General characteristics (as built)
- Class & type: Giuseppe Garibaldi-class armored cruiser
- Displacement: 8,100 t (8,000 long tons) (deep load)
- Length: 106.7 m (350 ft 1 in)
- Beam: 16.2 m (53 ft 2 in)
- Draft: 7.6 m (25 ft)
- Installed power: 13,000 ihp (9,700 kW); 8 cylindrical boilers;
- Propulsion: 2 Shafts; 2 Vertical triple-expansion steam engines
- Speed: 18 knots (33 km/h; 21 mph)
- Range: 6,000 nautical miles (11,000 km; 6,900 mi) at 10 knots (19 km/h; 12 mph)
- Complement: 488
- Armament: 2 × twin 203 mm (8 in) guns; 10 × single 152 mm (6 in) guns; 6 × single 120 mm (4.7 in) guns; 10 × single 57 mm (2.2 in) Hotchkiss guns; 8 × single 37 mm (1.5 in) Maxim guns; 4 × 1 - 457 mm (18 in) torpedo tubes;
- Armor: Belt: 80–150 mm (3.1–5.9 in); Barbettes: 150 mm (5.9 in); Gun turrets: 150 mm (5.9 in); Conning tower: 150 mm (5.9 in);

= ARA San Martín =

ARA San Martín was one of four armored cruisers purchased by the Argentine Navy from Italy.
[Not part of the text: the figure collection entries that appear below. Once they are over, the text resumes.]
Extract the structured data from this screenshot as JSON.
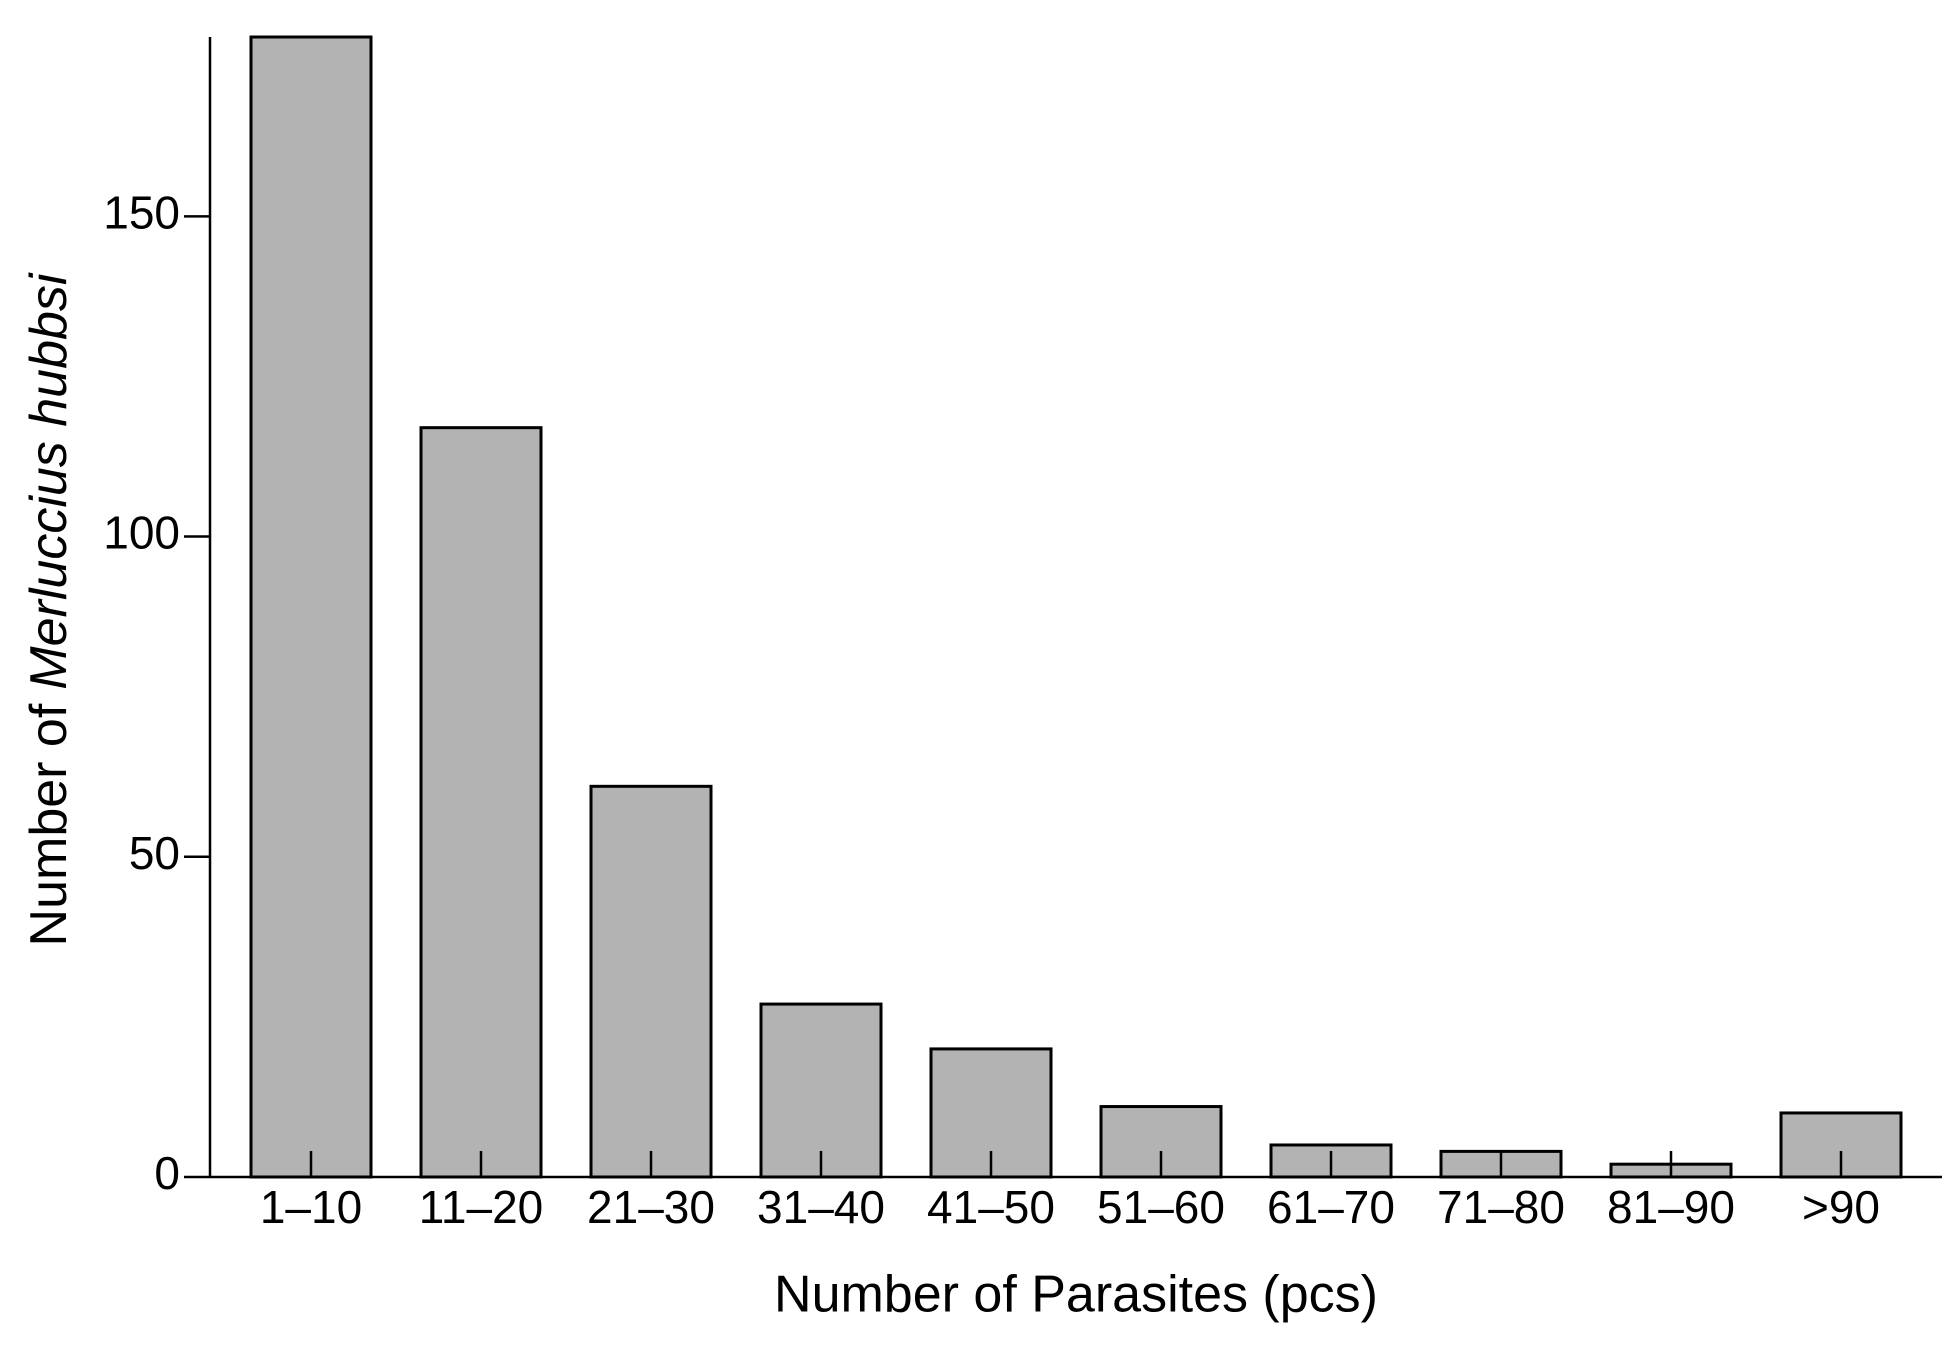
{
  "chart_data": {
    "type": "bar",
    "xlabel": "Number of Parasites (pcs)",
    "ylabel_prefix": "Number of",
    "ylabel_species": "Merluccius hubbsi",
    "categories": [
      "1–10",
      "11–20",
      "21–30",
      "31–40",
      "41–50",
      "51–60",
      "61–70",
      "71–80",
      "81–90",
      ">90"
    ],
    "values": [
      178,
      117,
      61,
      27,
      20,
      11,
      5,
      4,
      2,
      10
    ],
    "color": "#b3b3b3",
    "ylim": [
      0,
      178
    ],
    "yticks": [
      0,
      50,
      100,
      150
    ],
    "grid": false
  }
}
==Design and description==
San Martín had an overall length of 344 ft 2 in, a beam of 50 ft 8 in, and a mean draft (ship) of 23 ft 4 in. She displaced 6773 t at normal load. The ship was powered by two vertical triple-expansion steam engines, each driving one shaft, using steam from eight Scotch marine boilers. The engines were designed for a maximum output of 13500 ihp and a speed of 20 kn. She had a cruising range of 6000 nmi at 10 kn. Her complement consisted of 28 officers and 460 enlisted men.
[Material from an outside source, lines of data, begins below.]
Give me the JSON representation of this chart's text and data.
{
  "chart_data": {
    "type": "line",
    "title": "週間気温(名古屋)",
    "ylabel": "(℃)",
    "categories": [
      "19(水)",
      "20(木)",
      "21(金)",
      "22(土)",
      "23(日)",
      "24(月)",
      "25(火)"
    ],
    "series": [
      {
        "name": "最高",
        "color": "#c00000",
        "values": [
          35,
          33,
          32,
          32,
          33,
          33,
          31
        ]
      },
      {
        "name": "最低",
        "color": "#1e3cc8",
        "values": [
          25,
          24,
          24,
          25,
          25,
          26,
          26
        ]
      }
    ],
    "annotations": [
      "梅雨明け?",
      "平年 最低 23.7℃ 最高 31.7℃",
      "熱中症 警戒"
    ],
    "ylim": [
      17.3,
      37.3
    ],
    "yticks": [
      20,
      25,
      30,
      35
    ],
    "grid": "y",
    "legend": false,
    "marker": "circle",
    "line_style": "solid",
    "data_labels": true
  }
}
Her main armament consisted of four 45-caliber Armstrong Whitworth 8 in guns, in twin-gun turrets fore and aft of the superstructure. The ten 40-caliber quick-firing (QF) 6 in guns that comprised her secondary armament were arranged in casemates amidships on the main deck. San Martín also had six QF 4.7 in and six QF 6-pounder Hotchkiss guns to defend herself against torpedo boats. She was also equipped with four above-water 457 mm torpedo tubes, two on each side.

The ship's waterline armor belt had a maximum thickness of 5.9 in amidships and tapered to 3.1 in towards the ends of the ship. Between the main gun barbettes it covered the entire side of the ship up to the level of the upper deck. The barbettes, the conning tower, and gun turrets were also protected by 5.9-inch armor. Her deck armor ranged from 1 to 2 in thick.

==Construction and career==
The ship was launched on 25 May 1896 and was stricken from the Navy List on 18 December 1935.